Operette
In a play within a play (an Edwardian musical comedy, The Model Maid), Liesl Haren, an aging Viennese operetta star, has another chance at stardom.
Young Rozanne Grey, a member of the sextet of The Model Maid, falls in love with Nigel Vaynham, a nobleman serving in the army. Liesl counsels the younger woman not to marry him. Rozanne gains the leading role and stardom, but Nigel returns to the army, realising that a marriage to an actress would destroy his social reputation.
Prologue
The Opening Chorus
Pom-pom
Countess Mitzi
Dearest love
Foolish virgins
The stately homes of England
Where are the songs we sung?
The island of Bollamazoo
Prologue, Act II
Sing for joy
My dear Miss Dale
Operette
The NCMI, drawing on performing statistics from the publishers and the Performing Rights Society, ranks "The Stately Homes of England" as among Coward's ten most popular songs. |
Ivor Brown in The Sketch:
"It is odd to think nowadys that Mr. Noël Coward was once regarded as the spirit of flaming and audacious youth. His new piece is modishly nostalgic, gently romantic, and shows a definite dislike, except in one song, for smartness and brilliance. Operette, at His Majesty's, is not a work of scholarship, except in so far as it deals (most amusingly) with the archtectural atmospheric, and sanitary details of the 'Stately Homes of England'. But for the rest it can be accepted with calm at the Athenaeum Club, whither I am told Mr Coward has gone to join eminents of College, Church and State. Mr. Coward now tells the tale of the officer and the actress, who, at risk of breaking her heart, refused to ruin his career and to embarras his family uxoriosly implanting herself, as he demanded in the full glory of a nobelman's seat.

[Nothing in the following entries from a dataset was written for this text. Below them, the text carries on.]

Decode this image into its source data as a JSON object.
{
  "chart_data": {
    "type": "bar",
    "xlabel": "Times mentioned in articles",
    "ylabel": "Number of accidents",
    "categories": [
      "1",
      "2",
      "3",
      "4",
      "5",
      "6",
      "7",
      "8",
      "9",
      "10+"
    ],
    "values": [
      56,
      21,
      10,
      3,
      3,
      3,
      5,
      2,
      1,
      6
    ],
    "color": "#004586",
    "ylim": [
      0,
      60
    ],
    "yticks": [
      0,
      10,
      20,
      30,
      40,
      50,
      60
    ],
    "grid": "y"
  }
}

The stars were Fritzi Massary and Peggy Wood with strong support from Griffith Jones and Irene Vanbrugh.
Cast:
Maisie Welbey – Phyllis Monkman
Eddie Gosling – Edward Cooper
Grace Menteith – Pamela Randell
Rozanne Gray – Peggy Wood
Liesl Haren – Fritzi Massary
Paul Trevor – Max Oldaker
Elsie Jewell – Muriel Baron
Nigel Vaynham – Griffith Jones
David Messiter – Peter Vokes
Lady Messiter – Irene Vanbrugh
There were 35 speaking parts in the musical and in the original production there was a company of 80 performers.